So, when Dante reacts to Filippo Argenti as he does, Virgil celebrates it as a sign that Dante is coming back to life morally. As Esolen writes: “Had Dante failed to respond so, he might justly be taxed with sluggishness of soul — exactly the sin punished under the Stygian swamp.”
Some people find the Inferno, with its elaborate torments for the damned, to be excessively cruel and merciless. They react with horror to the justice it metes out, not to the sin that merited the justice. It ought to be remembered that Dante, the author, is using the Hell he created to make points about the horror of sin, and what it really means in this mortal life to give oneself over to sin. Think about a time in your own life when you saw someone get away with something terrible. In times like this, our only consolation may be in our faith that God sees what they did, and will have His justice, if not in this life, then in the next. The pilgrim’s journey through Hell is meant to shake him out of his laissez-faire moral stupor, and to make him understand the gravity of sin, and to grasp that this is the justice that awaits sinners on earth if they do not turn from their sin.

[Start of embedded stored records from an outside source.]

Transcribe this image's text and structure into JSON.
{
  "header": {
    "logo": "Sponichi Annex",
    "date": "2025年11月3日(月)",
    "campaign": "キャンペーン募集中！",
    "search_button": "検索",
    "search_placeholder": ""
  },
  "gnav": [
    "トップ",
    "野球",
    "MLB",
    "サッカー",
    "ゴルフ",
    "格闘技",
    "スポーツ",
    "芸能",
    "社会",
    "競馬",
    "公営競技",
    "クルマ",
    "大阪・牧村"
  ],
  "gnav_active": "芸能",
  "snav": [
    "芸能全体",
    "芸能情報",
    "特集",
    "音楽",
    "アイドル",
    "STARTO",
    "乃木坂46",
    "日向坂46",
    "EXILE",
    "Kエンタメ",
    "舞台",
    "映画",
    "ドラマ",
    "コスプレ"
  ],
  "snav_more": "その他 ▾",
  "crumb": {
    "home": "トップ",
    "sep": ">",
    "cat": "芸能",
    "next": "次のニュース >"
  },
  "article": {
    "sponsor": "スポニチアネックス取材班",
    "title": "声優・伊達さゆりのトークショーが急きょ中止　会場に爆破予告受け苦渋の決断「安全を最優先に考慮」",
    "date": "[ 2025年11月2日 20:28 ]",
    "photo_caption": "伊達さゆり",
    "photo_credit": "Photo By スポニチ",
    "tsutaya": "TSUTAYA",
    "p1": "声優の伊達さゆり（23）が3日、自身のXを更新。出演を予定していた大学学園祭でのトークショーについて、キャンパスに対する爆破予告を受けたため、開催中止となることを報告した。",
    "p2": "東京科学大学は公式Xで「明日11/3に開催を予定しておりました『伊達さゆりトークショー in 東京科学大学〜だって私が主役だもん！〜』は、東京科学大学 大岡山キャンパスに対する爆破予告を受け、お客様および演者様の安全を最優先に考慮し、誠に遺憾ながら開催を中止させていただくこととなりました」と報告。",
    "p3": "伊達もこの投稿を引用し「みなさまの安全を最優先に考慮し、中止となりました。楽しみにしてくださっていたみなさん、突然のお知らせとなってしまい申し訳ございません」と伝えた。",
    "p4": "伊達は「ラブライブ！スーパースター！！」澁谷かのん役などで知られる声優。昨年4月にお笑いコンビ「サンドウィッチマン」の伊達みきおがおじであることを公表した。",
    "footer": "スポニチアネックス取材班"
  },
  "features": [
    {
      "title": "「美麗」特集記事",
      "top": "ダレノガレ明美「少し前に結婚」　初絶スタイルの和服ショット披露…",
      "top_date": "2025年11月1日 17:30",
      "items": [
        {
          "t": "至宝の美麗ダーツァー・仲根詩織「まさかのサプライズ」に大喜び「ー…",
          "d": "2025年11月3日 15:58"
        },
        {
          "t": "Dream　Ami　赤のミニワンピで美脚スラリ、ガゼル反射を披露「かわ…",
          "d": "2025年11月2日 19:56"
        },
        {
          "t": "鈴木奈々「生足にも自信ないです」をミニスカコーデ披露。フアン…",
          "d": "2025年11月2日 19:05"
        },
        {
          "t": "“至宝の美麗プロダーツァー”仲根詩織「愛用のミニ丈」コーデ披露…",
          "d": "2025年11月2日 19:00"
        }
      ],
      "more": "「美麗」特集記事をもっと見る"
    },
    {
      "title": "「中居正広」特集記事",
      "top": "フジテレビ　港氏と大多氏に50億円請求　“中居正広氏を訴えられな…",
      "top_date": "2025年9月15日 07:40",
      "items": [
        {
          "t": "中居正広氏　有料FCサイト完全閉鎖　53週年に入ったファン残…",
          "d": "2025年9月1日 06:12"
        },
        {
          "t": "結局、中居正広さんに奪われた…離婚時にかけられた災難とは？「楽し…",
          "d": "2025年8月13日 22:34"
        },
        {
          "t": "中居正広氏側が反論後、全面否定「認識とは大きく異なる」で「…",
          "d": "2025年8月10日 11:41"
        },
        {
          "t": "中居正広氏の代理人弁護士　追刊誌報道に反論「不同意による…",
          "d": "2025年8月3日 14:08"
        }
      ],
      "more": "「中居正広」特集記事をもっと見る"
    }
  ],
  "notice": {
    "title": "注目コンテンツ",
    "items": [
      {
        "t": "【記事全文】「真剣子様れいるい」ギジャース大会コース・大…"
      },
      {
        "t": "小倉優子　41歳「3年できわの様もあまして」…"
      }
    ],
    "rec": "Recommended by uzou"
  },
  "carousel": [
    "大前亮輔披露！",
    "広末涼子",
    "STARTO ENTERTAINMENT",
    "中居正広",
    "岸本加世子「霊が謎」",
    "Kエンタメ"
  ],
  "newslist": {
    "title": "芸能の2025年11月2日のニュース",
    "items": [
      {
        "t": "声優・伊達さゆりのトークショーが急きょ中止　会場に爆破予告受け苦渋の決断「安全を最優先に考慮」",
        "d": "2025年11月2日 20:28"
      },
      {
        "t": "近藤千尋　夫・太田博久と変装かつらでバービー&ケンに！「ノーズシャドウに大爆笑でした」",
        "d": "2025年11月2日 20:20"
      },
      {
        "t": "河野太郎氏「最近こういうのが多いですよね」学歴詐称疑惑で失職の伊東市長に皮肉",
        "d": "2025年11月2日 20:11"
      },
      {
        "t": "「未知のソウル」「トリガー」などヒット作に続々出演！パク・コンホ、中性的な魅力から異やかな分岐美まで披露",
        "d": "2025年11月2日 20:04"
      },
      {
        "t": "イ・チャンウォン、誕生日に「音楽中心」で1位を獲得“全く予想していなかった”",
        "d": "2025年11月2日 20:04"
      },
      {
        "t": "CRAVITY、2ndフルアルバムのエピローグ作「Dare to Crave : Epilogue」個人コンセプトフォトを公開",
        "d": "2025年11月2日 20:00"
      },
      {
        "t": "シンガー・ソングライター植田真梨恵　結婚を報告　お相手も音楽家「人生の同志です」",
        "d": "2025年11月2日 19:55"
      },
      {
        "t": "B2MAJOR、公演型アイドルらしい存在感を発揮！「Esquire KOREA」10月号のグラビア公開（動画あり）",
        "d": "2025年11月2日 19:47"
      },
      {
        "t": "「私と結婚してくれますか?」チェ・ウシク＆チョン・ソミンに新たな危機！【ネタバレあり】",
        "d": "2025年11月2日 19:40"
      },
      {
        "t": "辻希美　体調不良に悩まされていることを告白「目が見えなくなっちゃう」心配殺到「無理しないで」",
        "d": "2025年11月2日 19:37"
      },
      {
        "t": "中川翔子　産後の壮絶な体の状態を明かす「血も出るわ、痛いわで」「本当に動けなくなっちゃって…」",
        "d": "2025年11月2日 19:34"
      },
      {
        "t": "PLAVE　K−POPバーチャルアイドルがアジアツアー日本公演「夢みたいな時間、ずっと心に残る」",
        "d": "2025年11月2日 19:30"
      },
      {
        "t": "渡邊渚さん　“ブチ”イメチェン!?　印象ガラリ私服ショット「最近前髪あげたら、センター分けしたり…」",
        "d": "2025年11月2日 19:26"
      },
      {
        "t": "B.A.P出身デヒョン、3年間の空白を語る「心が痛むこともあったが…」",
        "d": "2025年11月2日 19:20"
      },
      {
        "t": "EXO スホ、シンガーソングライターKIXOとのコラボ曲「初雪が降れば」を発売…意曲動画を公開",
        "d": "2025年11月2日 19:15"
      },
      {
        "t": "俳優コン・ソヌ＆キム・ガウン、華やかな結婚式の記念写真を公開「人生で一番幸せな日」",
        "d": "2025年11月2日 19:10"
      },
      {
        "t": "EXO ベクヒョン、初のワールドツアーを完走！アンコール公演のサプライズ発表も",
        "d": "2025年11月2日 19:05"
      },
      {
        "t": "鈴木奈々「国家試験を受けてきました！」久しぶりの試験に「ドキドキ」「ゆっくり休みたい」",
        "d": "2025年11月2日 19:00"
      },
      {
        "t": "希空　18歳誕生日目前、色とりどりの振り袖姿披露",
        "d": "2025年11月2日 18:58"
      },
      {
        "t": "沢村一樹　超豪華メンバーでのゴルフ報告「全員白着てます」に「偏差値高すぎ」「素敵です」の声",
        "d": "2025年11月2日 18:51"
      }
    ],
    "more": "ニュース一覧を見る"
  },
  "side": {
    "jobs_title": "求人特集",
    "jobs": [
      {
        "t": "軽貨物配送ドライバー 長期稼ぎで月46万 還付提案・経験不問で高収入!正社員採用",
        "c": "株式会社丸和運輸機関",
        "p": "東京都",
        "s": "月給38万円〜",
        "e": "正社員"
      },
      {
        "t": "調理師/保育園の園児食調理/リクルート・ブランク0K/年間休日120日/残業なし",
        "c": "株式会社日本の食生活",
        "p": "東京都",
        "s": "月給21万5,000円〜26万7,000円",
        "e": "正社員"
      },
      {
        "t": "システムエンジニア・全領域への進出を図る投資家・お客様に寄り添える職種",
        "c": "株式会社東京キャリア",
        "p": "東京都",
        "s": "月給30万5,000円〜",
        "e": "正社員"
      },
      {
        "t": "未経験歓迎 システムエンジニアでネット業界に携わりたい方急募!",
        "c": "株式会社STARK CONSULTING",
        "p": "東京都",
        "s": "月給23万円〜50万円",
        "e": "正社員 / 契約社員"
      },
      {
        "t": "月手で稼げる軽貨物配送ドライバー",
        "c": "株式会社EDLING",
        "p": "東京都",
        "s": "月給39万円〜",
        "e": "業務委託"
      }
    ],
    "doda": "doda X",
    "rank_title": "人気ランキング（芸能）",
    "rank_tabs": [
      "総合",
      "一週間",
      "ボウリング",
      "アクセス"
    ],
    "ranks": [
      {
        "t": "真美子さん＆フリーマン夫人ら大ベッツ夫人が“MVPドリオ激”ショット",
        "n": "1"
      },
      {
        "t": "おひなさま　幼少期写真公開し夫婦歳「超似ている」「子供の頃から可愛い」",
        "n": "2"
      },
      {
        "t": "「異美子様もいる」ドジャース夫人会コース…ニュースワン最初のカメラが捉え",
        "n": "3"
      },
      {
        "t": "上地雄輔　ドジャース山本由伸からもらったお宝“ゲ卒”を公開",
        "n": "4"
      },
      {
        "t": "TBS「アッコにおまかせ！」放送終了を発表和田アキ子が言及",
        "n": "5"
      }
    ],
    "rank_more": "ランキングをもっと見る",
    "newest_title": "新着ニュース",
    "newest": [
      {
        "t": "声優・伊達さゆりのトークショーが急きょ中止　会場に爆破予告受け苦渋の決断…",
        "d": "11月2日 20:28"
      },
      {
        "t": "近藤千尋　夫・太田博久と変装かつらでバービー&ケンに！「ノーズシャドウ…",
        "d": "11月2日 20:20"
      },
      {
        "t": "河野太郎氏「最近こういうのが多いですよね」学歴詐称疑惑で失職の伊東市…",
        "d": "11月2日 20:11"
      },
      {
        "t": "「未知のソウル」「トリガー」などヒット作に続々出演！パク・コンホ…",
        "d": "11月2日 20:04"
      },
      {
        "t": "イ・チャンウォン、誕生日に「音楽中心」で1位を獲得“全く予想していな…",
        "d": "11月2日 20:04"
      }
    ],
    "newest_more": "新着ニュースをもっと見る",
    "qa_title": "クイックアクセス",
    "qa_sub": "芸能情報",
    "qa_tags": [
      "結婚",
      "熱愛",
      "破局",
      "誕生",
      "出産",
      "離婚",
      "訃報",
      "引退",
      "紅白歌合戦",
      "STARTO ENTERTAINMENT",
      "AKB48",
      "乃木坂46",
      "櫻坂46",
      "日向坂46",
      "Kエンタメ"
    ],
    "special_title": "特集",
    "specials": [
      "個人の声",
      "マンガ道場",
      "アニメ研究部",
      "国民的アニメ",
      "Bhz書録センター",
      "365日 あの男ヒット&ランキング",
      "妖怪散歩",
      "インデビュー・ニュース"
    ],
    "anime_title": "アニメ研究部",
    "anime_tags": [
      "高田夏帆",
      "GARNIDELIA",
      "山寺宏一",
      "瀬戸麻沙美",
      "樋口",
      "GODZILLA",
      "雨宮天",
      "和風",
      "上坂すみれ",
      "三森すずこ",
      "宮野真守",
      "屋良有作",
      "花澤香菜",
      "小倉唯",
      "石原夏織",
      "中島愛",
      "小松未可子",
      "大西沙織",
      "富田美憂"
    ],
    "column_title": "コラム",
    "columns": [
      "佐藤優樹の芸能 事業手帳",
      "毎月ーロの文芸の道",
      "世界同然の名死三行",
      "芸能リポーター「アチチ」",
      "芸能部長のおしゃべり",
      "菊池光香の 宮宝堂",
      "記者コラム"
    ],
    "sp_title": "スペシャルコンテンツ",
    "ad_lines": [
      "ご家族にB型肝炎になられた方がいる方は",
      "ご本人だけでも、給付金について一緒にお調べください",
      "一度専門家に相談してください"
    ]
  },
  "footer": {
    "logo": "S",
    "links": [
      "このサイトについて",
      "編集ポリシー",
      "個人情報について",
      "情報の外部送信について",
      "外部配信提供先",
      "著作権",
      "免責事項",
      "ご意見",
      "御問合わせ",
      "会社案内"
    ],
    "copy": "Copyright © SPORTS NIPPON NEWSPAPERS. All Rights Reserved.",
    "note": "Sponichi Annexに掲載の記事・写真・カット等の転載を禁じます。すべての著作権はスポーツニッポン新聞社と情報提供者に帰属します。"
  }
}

Another way to think of it is that the malformed wretches Dante encounters in Hell is what all of us on earth look like when we sin; their form in Hell is simply what they spiritually were on earth, absent the veil of the flesh. I’m reminded of a story told by one of the elders on Mount Athos, about a man who was a new Christian, and who asked an elder to pray to God for him to be able to see himself as he really was. The elder advised against this, but the convert persisted. So the elder complied, and God granted the elder his prayer. The vision traumatized the convert. He had had a pretty good opinion of himself, but when he was given a glimpse from God’s perspective, he saw himself as not unlike one of the wretched souls Dante encounters in the Inferno. The poor man had lots of repentance and purgation ahead of him, as do we all.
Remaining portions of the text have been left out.